イオの病室の前にいたのはシーナでした。


「シーナ?イオの様子は・・・。」


人差し指を唇に当て、シーナは言います。


「今、トラ君とイオがいい感じだから。もう少しこのままにしといてあげよう。」


シーナは微笑んでそう言いました。

私はイオに話したいことがたくさんあったというのに・・・。
トラの馬鹿。

けれど、今回は大目に見て差し上げますわ。



病院の待合室で、私とシーナは二人きりで時が経つのを感じていました。


「サボはどうされたのですか?」

「アフターケアだって言って行っちゃった。」


今回の計画はほとんどサボが考えたことでした。

その上アフターケアだなんて、やることはきっちりとやる人間なのですね。
それにほんの少し頭がいいと思ってしまいました。


「マコ、嫉妬したりしないの?」


突然そんなことを言われ、私はその言葉の意味が理解できませんでした。
けれどすぐにわかったのです。

だって、嫉妬のような感情が生まれていたのは確かですもの。


「無いといえば嘘になります。」


私は苦笑いで答えました。


「トラは私の古い友人ですし、イオは初めてできたまともな友人。
二人とも私の大切な人ですもの。
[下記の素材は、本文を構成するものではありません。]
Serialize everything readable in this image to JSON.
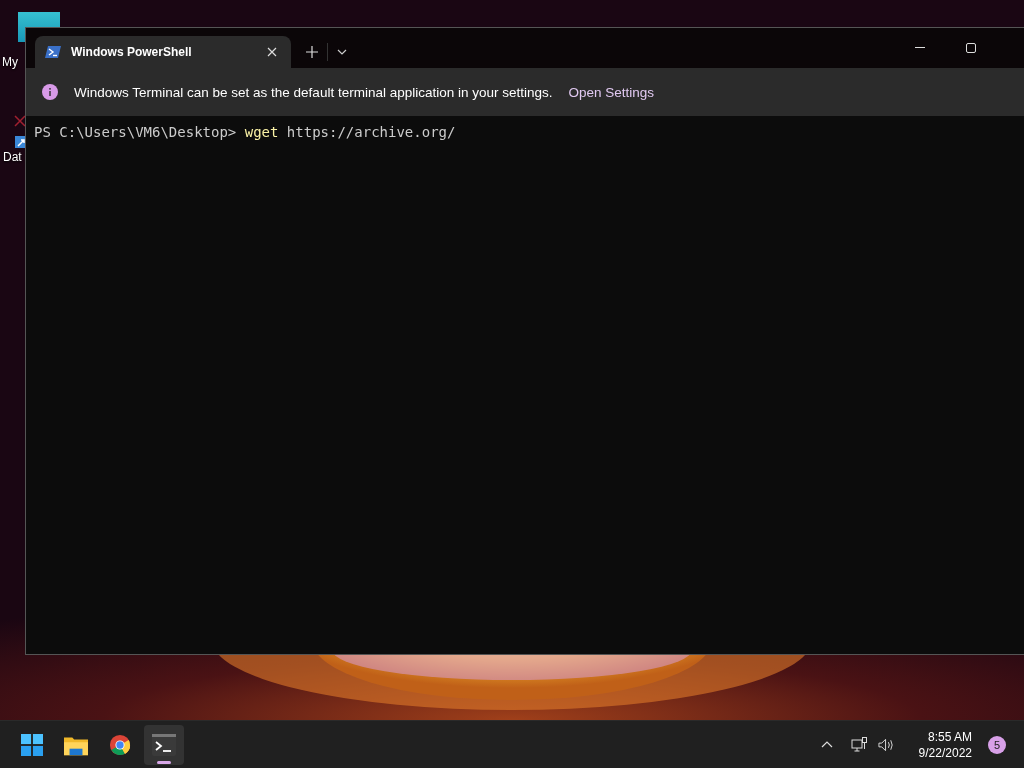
{
  "desktop": {
    "icons": [
      {
        "label": "My",
        "kind": "monitor"
      },
      {
        "label": "Dat",
        "kind": "shortcut"
      }
    ]
  },
  "window": {
    "tabs": [
      {
        "title": "Windows PowerShell",
        "selected": true
      }
    ],
    "infobar": {
      "message": "Windows Terminal can be set as the default terminal application in your settings.",
      "link": "Open Settings"
    },
    "terminal": {
      "lines": [
        [
          {
            "kind": "prompt",
            "text": "PS C:\\Users\\VM6\\Desktop> "
          },
          {
            "kind": "command",
            "text": "wget"
          },
          {
            "kind": "argument",
            "text": " https://archive.org/"
          }
        ]
      ]
    }
  },
  "taskbar": {
    "apps": [
      {
        "kind": "start",
        "selected": false
      },
      {
        "kind": "explorer",
        "selected": false
      },
      {
        "kind": "chrome",
        "selected": false
      },
      {
        "kind": "terminal",
        "selected": true
      }
    ],
    "time": "8:55 AM",
    "date": "9/22/2022",
    "notifications": "5"
  }
}
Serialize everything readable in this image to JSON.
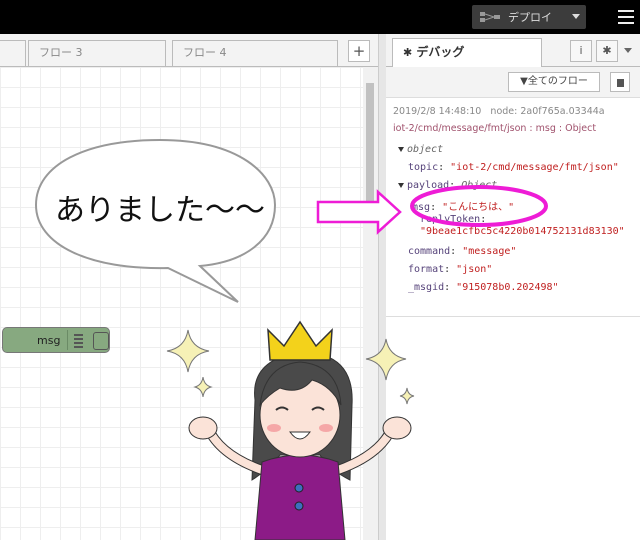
{
  "header": {
    "deploy_label": "デプロイ"
  },
  "workspace": {
    "tabs": [
      "フロー 3",
      "フロー 4"
    ],
    "add_tab": "+",
    "node_label": "msg"
  },
  "sidebar": {
    "tab_title": "デバッグ",
    "info_label": "i",
    "filter_label": "全てのフロー",
    "message": {
      "timestamp": "2019/2/8 14:48:10",
      "node": "node: 2a0f765a.03344a",
      "topic_path": "iot-2/cmd/message/fmt/json : msg : Object",
      "root": "object",
      "topic_key": "topic",
      "topic_val": "\"iot-2/cmd/message/fmt/json\"",
      "payload_key": "payload",
      "payload_type": "Object",
      "msg_key": "msg",
      "msg_val": "\"こんにちは、\"",
      "reply_key": "replyToken",
      "reply_val": "\"9beae1cfbc5c4220b014752131d83130\"",
      "command_key": "command",
      "command_val": "\"message\"",
      "format_key": "format",
      "format_val": "\"json\"",
      "msgid_key": "_msgid",
      "msgid_val": "\"915078b0.202498\""
    }
  },
  "illustration": {
    "speech": "ありました～～"
  },
  "colors": {
    "topbar": "#000000",
    "highlight": "#ee1cd6",
    "node": "#87a980",
    "crown": "#f3d21b",
    "dress": "#8c1b87"
  }
}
」


私は友人としての嫉妬を二人に感じていました。

古くから私に付き従ってきたトラを、イオに取られてしまうという感情。
美人で素敵なイオを、トラに奪われてしまうかもしれないという感情。

どちらの感情も“嫉妬”という言葉が合います。


「けれどトラのお陰で、イオの男性に対する偏見が無くなればいいなとは思います。
あんなに美人なのに勿体無いと思いません?」

「確かに。」


シーナは笑って答えました。



嫉妬のような感情は生まれていても、やはり心のどこかではあの二人がうまくいけばいいと願っているのです。


乙女心も友情も厄介な感情には変わりありません。